DreamGym’s experience synthesis framework generalizes across agent backbone architectures (e.g., LLama-3.1-8B, Qwen-2.5-7B) and diverse task domains. Cross-domain transfer is achieved without environment-specific tuning, enabled by abstract state representations and curriculum-driven task design. Agents trained with DreamGym demonstrate increased stability, reduced sensitivity to spurious signals, and higher adaptability when fine-tuned in downstream real environments or new domains. The framework’s separation of rollout collection from physical resource constraints enables scalable RL algorithms for LLM agents and, plausibly, similar methodologies for other domains where grounded direct interaction is expensive or impractical.

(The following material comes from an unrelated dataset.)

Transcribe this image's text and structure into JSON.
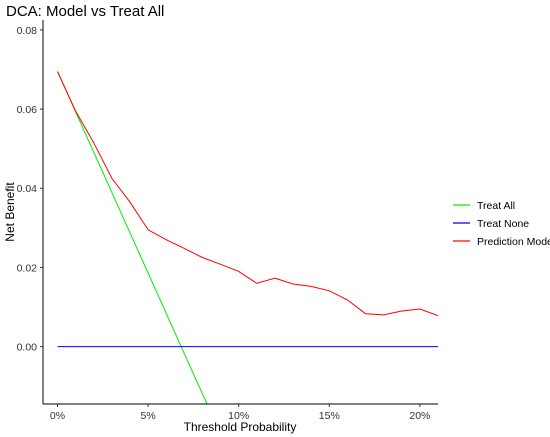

7. Practical Usage Pseudocode (excerpt from paper)

Initialize agent policy π_θ; experience model M_exp; replay buffer D For iteration in [1, ..., N]: Sample seed task set T For each task τ in T: s_0 ← initial state For step t = 0 to T_max: a_t ← π_θ(s_t) s_{t+1}, r_{t+1} ← M_exp(s_t, a_t, history, top-k D, τ) Store (s_t, a_t, s_{t+1}, r_{t+1}) in D If terminal: break Update π_θ via RL (PPO/GRPO) on newly collected {s, a, s', r} Update M_exp and curriculum set based on reward entropy (Optional: At later stage, transfer π_θ to real environment and fine-tune)

This workflow is architecturally motivated to maximize sample efficiency and stability while enabling integration with standard RL pipelines.

---

DreamGym framework provides a principled basis for sample-efficient reinforcement learning via LLM-driven experience synthesis, curriculum-aligned task generation, and adaptive replay. Its methodological innovations extend RL agent training to settings previously limited by rollout cost, reward sparsity, and complex environment dynamics, and set new baselines for generalization, sim-to-real transfer, and domain adaptation in RL for autonomous agents (Chen et al., 5 Nov 2025).